Cercados de grande expectativa em virtude do rendimento da temporada passada, os estrangeiros começaram o ano como as principais apostas do futebol carioca. Entretanto, a expectativa não foi confirmada. Por dificuldades com o clima, com a língua, com o estilo de futebol ou simplesmente com fraco desempenho, paraguaios, chilenos, uruguaios e sérvios decepcionaram em 2006.

No meio dessa derrocada de estrangeiros, só Dudar se destacou. Quando ele esteve em campo, o Vasco venceu mais do que ganhou. Em oito partidas com o zagueiro, o time conseguiu quatro vitórias, dois empates e sofreu duas derrotas, sofrendo 11 gols. Buscando contar com o atleta por mais um ano, o clube praticamente renovou seu contrato.

O curioso é que o argentino não foi a primeira aposta estrangeira para a defesa vascaína. O time cruzmaltino começou a temporada com o chileno Vergara em seu elenco, mas o jogador nem chegou a atuar e foi liberado para voltar a seu país de origem.

Em fevereiro, o Vasco mais uma vez tentou investir em atletas do Chile. O meia Frank Lobos e o zagueiro Claudio Salinas chegaram ao clube após as inscrições para o Estadual e deixaram o time cerca de um mês depois, sem nunca terem entrado em campo.

Somente quando resolveu apostar em um argentino, porém, o time de São Januário teve sucesso. Sem qualquer badalação, o zagueiro Emiliano Dudar chegou ao clube em agosto para um período de testes, fazendo sua estréia apenas em outubro, quando se destacou na defesa vascaína e se firmou entre os titulares do treinador Renato Gaúcho.

\"Eu acho que me adaptei bem ao futebol brasileiro. Estou muito contente por jogar em um clube da grandeza do Vasco e estou animado para a próxima temporada. Sei que ainda podemos fazer campanhas melhores que as deste ano e brigar por títulos\", disse Dudar.

No curto período de estadia no Brasil, Dudar escolheu Ipanema como local para viver com a esposa Lorena. A explicação para isso, segundo o argentino de 24 anos, é a característica do bairro da Zona Sul: \"A maioria dos jogadores mora na Barra da Tijuca, mas eu não gostei de lá porque é muito isolado e precisa de carro para fazer tudo. Prefiro o movimento e a facilidade de Ipanema, que é um lugar lindo\".

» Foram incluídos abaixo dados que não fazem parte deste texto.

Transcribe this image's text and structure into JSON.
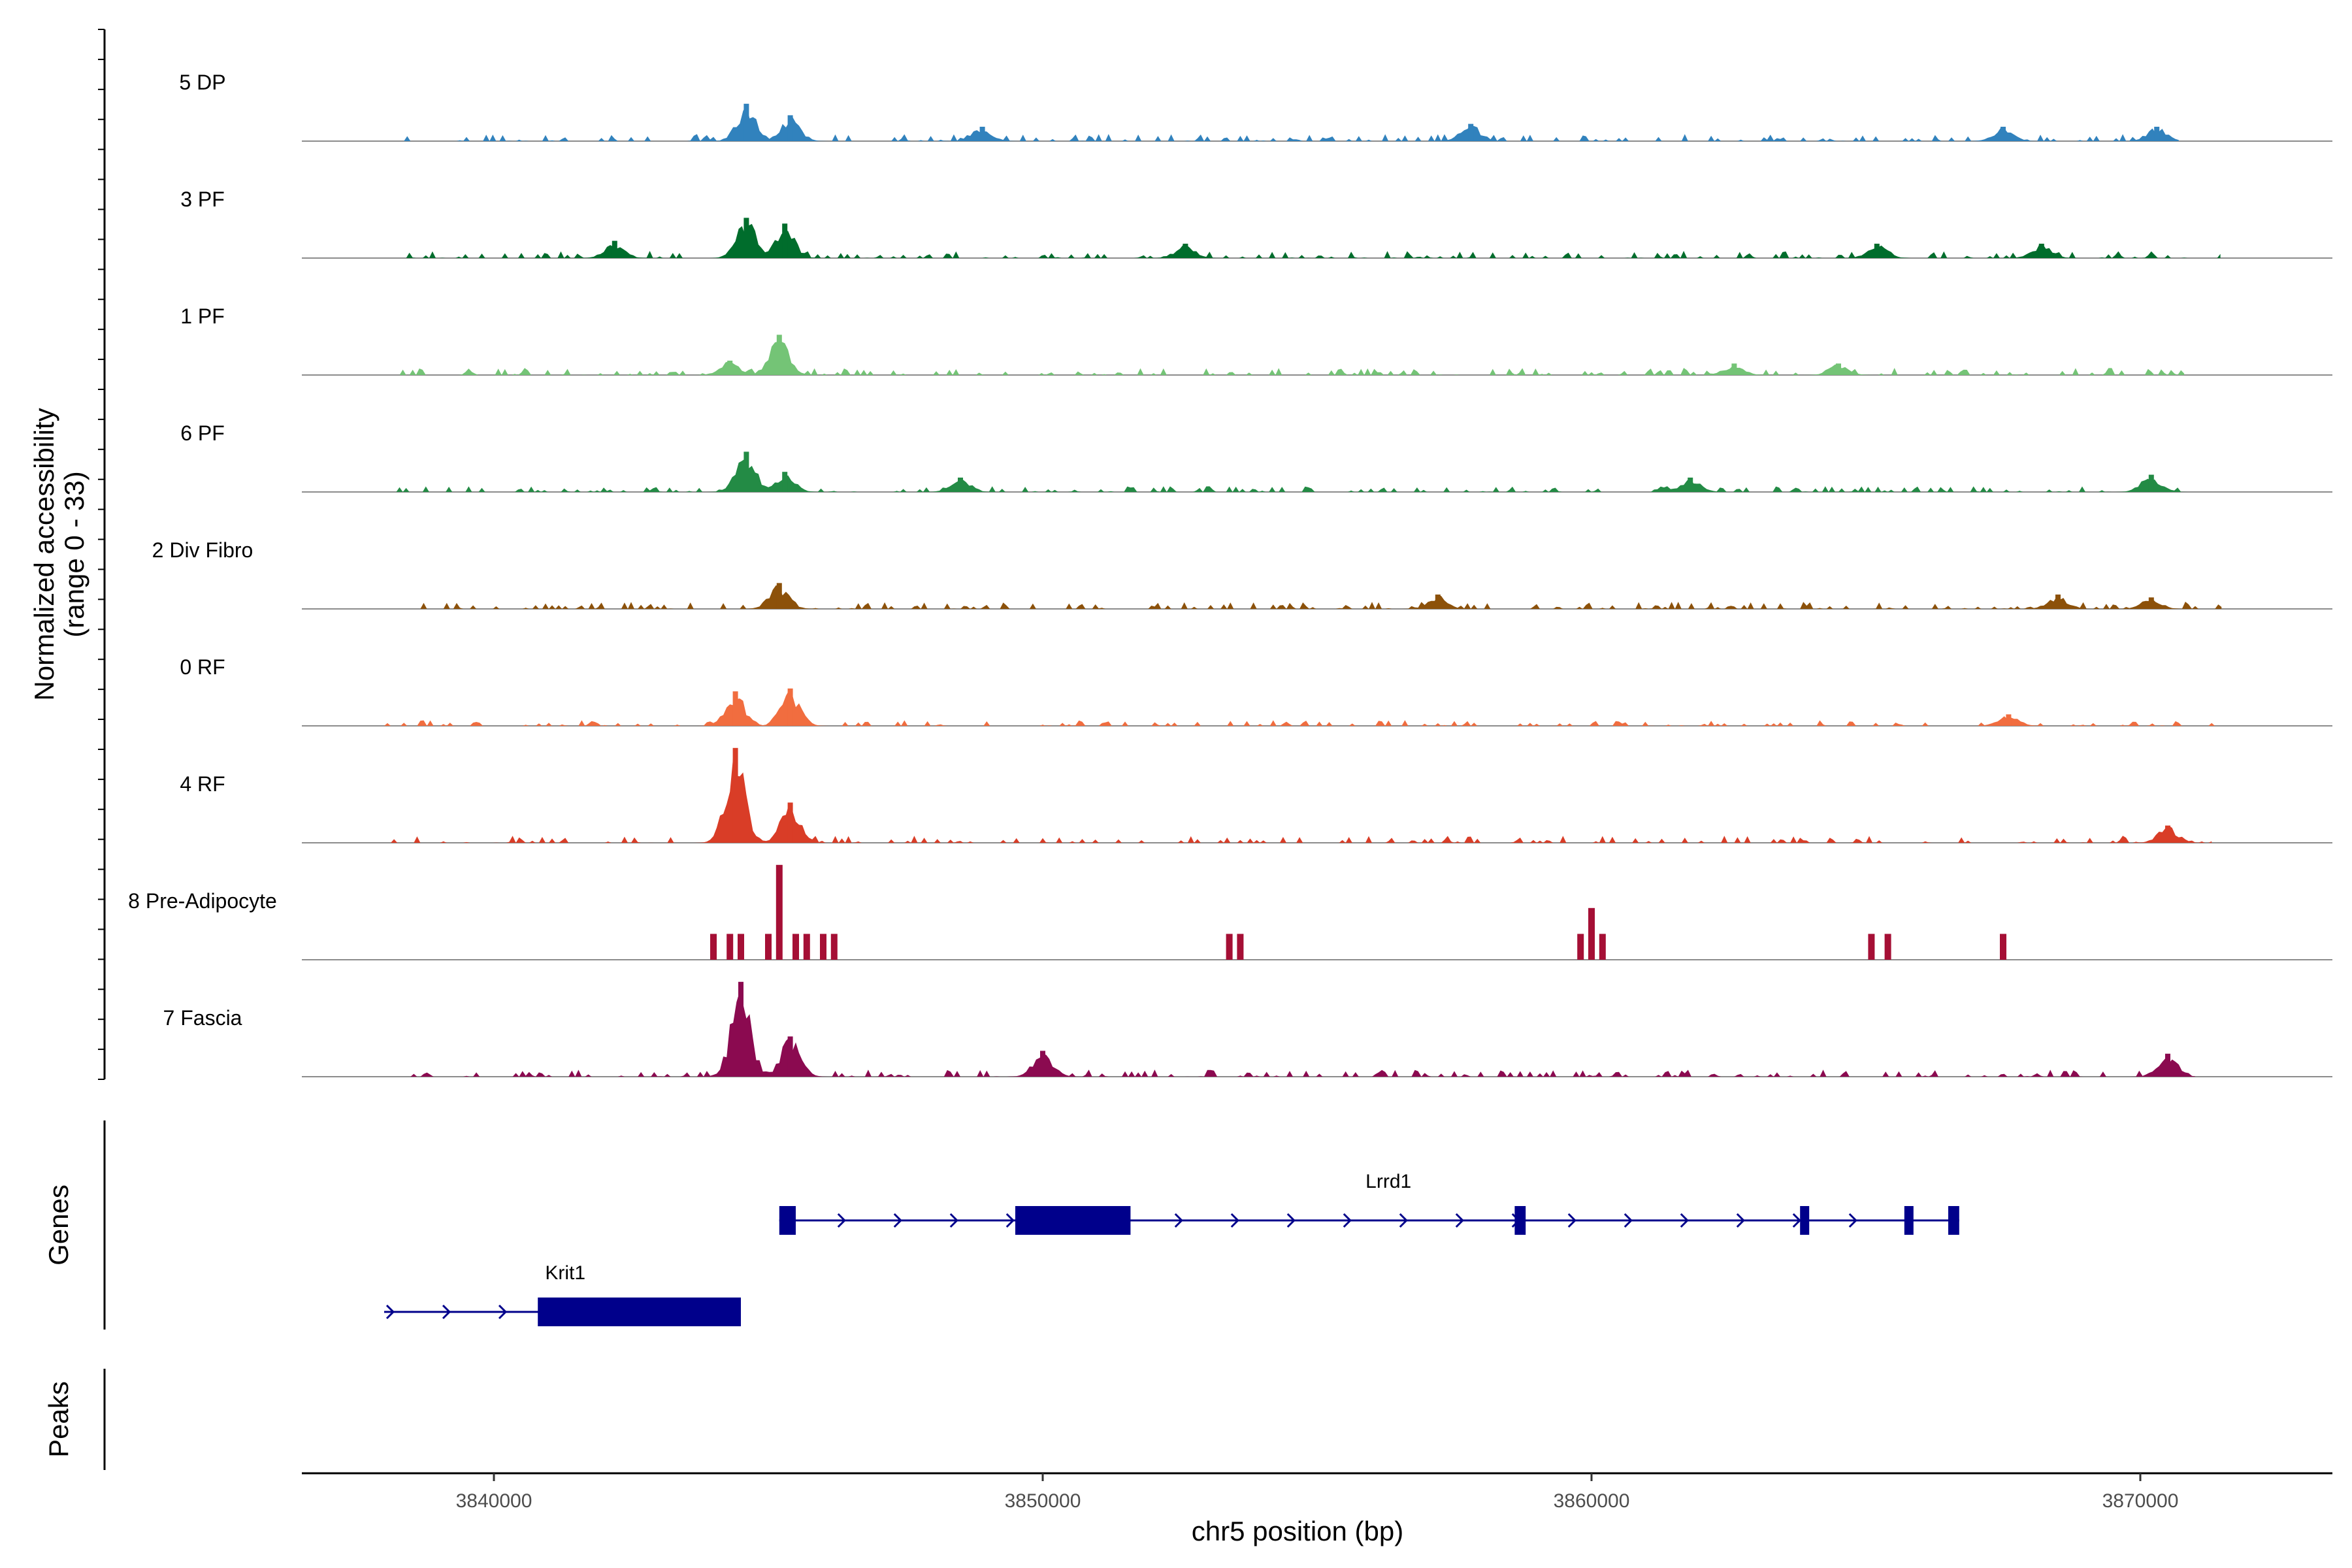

Adaptado ao futebol brasileiro, Dudar só encontra uma grande dificuldade: assimilar os louros de sua fase positiva no Vasco. \"A única coisa que eu sinto dificuldade aqui no Brasil é andar na rua e as pessoas ficarem gritando meu nome\", confessou o zagueiro, que se mostrou avesso a badalações.

Enquanto o Vasco acertou com Dudar, o Botafogo foi o time de menor sucesso com as apostas estrangeiras. A negociação com o atacante Salgueiro, do Uruguai, nem saiu do papel. Já o meio-campo Jorge Artigas, argentino naturalizado uruguaio, chegou ao time em dezembro escondendo uma lesão e quase foi dispensado.

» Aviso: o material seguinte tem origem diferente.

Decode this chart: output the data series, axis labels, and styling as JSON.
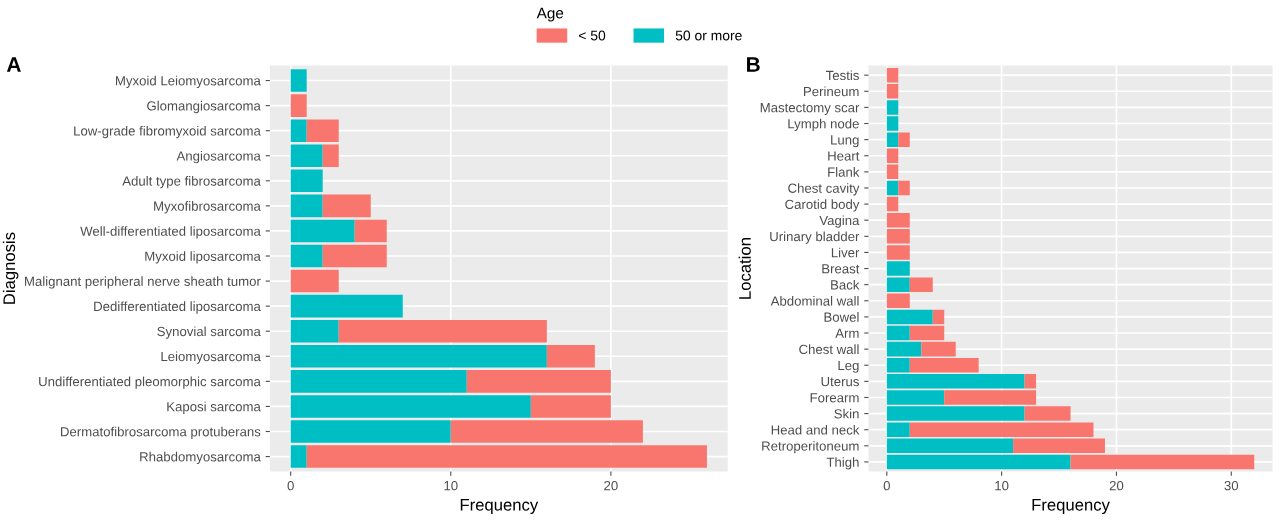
{
  "chart_data": [
    {
      "type": "bar",
      "orientation": "horizontal",
      "stacked": true,
      "title": "A",
      "xlabel": "Frequency",
      "ylabel": "Diagnosis",
      "legend": "top",
      "legend_title": "Age",
      "grid": true,
      "categories": [
        "Myxoid Leiomyosarcoma",
        "Glomangiosarcoma",
        "Low-grade fibromyxoid sarcoma",
        "Angiosarcoma",
        "Adult type fibrosarcoma",
        "Myxofibrosarcoma",
        "Well-differentiated liposarcoma",
        "Myxoid liposarcoma",
        "Malignant peripheral nerve sheath tumor",
        "Dedifferentiated liposarcoma",
        "Synovial sarcoma",
        "Leiomyosarcoma",
        "Undifferentiated pleomorphic sarcoma",
        "Kaposi sarcoma",
        "Dermatofibrosarcoma protuberans",
        "Rhabdomyosarcoma"
      ],
      "series": [
        {
          "name": "50 or more",
          "color": "#00bfc4",
          "values": [
            1,
            0,
            1,
            2,
            2,
            2,
            4,
            2,
            0,
            7,
            3,
            16,
            11,
            15,
            10,
            1
          ]
        },
        {
          "name": "< 50",
          "color": "#f8766d",
          "values": [
            0,
            1,
            2,
            1,
            0,
            3,
            2,
            4,
            3,
            0,
            13,
            3,
            9,
            5,
            12,
            25
          ]
        }
      ],
      "xlim": [
        -1.3,
        27.3
      ],
      "xticks": [
        0,
        10,
        20
      ]
    },
    {
      "type": "bar",
      "orientation": "horizontal",
      "stacked": true,
      "title": "B",
      "xlabel": "Frequency",
      "ylabel": "Location",
      "grid": true,
      "categories": [
        "Testis",
        "Perineum",
        "Mastectomy scar",
        "Lymph node",
        "Lung",
        "Heart",
        "Flank",
        "Chest cavity",
        "Carotid body",
        "Vagina",
        "Urinary bladder",
        "Liver",
        "Breast",
        "Back",
        "Abdominal wall",
        "Bowel",
        "Arm",
        "Chest wall",
        "Leg",
        "Uterus",
        "Forearm",
        "Skin",
        "Head and neck",
        "Retroperitoneum",
        "Thigh"
      ],
      "series": [
        {
          "color": "#00bfc4",
          "values": [
            0,
            0,
            1,
            1,
            1,
            0,
            0,
            1,
            0,
            0,
            0,
            0,
            2,
            2,
            0,
            4,
            2,
            3,
            2,
            12,
            5,
            12,
            2,
            11,
            16
          ]
        },
        {
          "color": "#f8766d",
          "values": [
            1,
            1,
            0,
            0,
            1,
            1,
            1,
            1,
            1,
            2,
            2,
            2,
            0,
            2,
            2,
            1,
            3,
            3,
            6,
            1,
            8,
            4,
            16,
            8,
            16
          ]
        }
      ],
      "xlim": [
        -1.6,
        33.6
      ],
      "xticks": [
        0,
        10,
        20,
        30
      ]
    }
  ]
}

Depois de ser operado e se recuperar no clube, sem receber salários, Artigas foi reavaliado em abril e não permaneceu em General Severiano. Em julho acabou se transferindo para o Avaí, onde disputou a Série B do Brasileirão.

No Fluminense, a tentativa foi repetir a receita de sucesso da temporada anterior. Além de confiar no meia Petkovic, que não conseguiu render como em 2005, o clube também decepcionou com o zagueiro sérvio Djordjevic.

Outro sérvio que esteve nas Laranjeiras foi Tadic, goleiro que defendeu o Vasco em 2004. No entanto, seu papel real no clube não era usar a camisa 1 tricolor, mas ser assessor de Petkovic e tradutor de Djordjevic.